Akyol berargumen bahwa dengan kembali pada akal dan nilai universal kemanusiaan, kita dapat menemukan solusi untuk masalah-masalah ini. Misalnya, dengan mengakui bahwa semua manusia memiliki hak yang sama dan tidak boleh diperbudak, kita dapat mengatasi masalah perbudakan. Dengan menghargai martabat perempuan sebagai manusia yang sama seperti pria, kita dapat memperjuangkan kesetaraan gender.
Dalam contoh-contoh lain, Akyol mengkritik pengabaian nilai-nilai universal kemanusiaan sebagai akar masalah. Misalnya, dia menunjukkan bagaimana kemerosotan sains di dunia Islam terjadi ketika masyarakat mulai mengabaikan nilai-nilai rasionalitas dan empirisme dalam pengembangan pengetahuan. Kemunculan polisi agama, menurut Akyol, juga menunjukkan bagaimana masyarakat dapat jatuh ke dalam pengabaian nilai-nilai universal kemanusiaan, dengan mengesampingkan hak individu untuk memilih dan menjalankan keyakinan agama mereka sendiri.
Dalam semua contoh ini, Akyol mengajukan argumen bahwa penting bagi kita untuk kembali pada akal dan nilai-nilai universal kemanusiaan sebagai cara untuk mengatasi masalah-masalah ini. Dalam hal ini, contoh-contoh tersebut mendukung argumennya dengan menunjukkan bagaimana pengabaian nilai-nilai universal kemanusiaan dapat mengarah pada masalah sosial dan politik yang serius.

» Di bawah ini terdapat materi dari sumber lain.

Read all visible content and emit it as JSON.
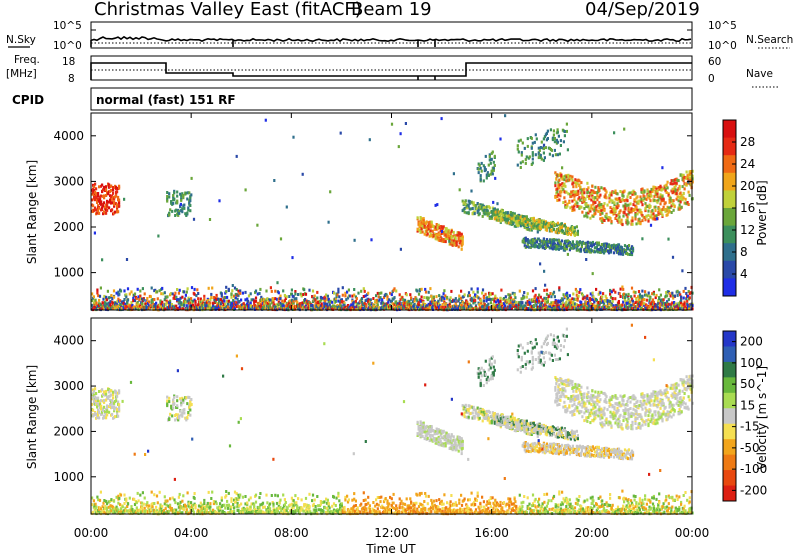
{
  "header": {
    "title": "Christmas Valley East (fitACF)",
    "beam": "Beam 19",
    "date": "04/Sep/2019"
  },
  "param_panels": {
    "nsky_label": "N.Sky",
    "nsearch_label": "N.Search",
    "freq_label_1": "Freq.",
    "freq_label_2": "[MHz]",
    "nave_label": "Nave",
    "cpid_label": "CPID",
    "cpid_text": "normal (fast) 151 RF",
    "noise_ticks": [
      "10^5",
      "10^0"
    ],
    "freq_ticks": [
      "18",
      "8"
    ],
    "nave_ticks": [
      "60",
      "0"
    ]
  },
  "colors": {
    "power": [
      "#1f2ee6",
      "#2a49a8",
      "#2f6f8c",
      "#3c8f5c",
      "#6aa63a",
      "#c0d13a",
      "#f0a51a",
      "#f06a14",
      "#e62a14",
      "#d80f0f"
    ],
    "velocity": [
      "#2437c8",
      "#2f5fb4",
      "#2f7a46",
      "#68b83c",
      "#a9dc52",
      "#c8c8c8",
      "#f5df52",
      "#f2a51c",
      "#ee7a14",
      "#e8480f",
      "#dd1f12"
    ]
  },
  "chart_data": [
    {
      "type": "heatmap",
      "name": "power",
      "ylabel": "Slant Range [km]",
      "ylim": [
        180,
        4500
      ],
      "yticks": [
        "1000",
        "2000",
        "3000",
        "4000"
      ],
      "xlim": [
        0,
        24
      ],
      "colorbar_label": "Power [dB]",
      "colorbar_ticks": [
        "4",
        "8",
        "12",
        "16",
        "20",
        "24",
        "28"
      ],
      "colorbar_range": [
        0,
        32
      ]
    },
    {
      "type": "heatmap",
      "name": "velocity",
      "ylabel": "Slant Range [km]",
      "ylim": [
        180,
        4500
      ],
      "yticks": [
        "1000",
        "2000",
        "3000",
        "4000"
      ],
      "xlim": [
        0,
        24
      ],
      "xticks": [
        "00:00",
        "04:00",
        "08:00",
        "12:00",
        "16:00",
        "20:00",
        "00:00"
      ],
      "xlabel": "Time UT",
      "colorbar_label": "Velocity [m s^-1]",
      "colorbar_ticks": [
        "200",
        "100",
        "50",
        "15",
        "-15",
        "-50",
        "-100",
        "-200"
      ]
    }
  ]
}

Gebrakan Akyol dalam hal ini mengajak kepada kita semua untuk membuka mata terhadap fenomena yang terjadi di masa sekarang. Munculnya isu tentang nilai- nilai kemanusiaan dikalangan umat islam yang muncul belakangan ini belum mendapat respon yang cepat. isu gender (perempuam) kasus perbudakan, kemerosotan sains di dunia Islam, munculnya polisi agama, isu kemurtadan dan penistaan agama.yang sudah lama mencuat dipermukaan sepertinya dianggap hal biasa sebagai pewarna dalam persoalan yang muncul dimasyarakat.
Argumen Akyol menyentil ranah kritis kita untuk ikut andil dalam pergolakan yang ada. nilai- nilai kemanusiaan harus di kedepankan dengan tidak meninggalkan pedoman.
Akyol jugan mengkritik pengabaian nilai-nilai universal kemanusiaan sebagai akar persoalan ‘kemandekan’ pemikiran islam.
Kekhawatiran Aknyol cenderung pesimis mengharapkan adanya kebangkitan pemikiran Islam dari Indonesia dan negara Asia Tenggara lainnya di tengah problem akut pemikiran yang menghambatnya.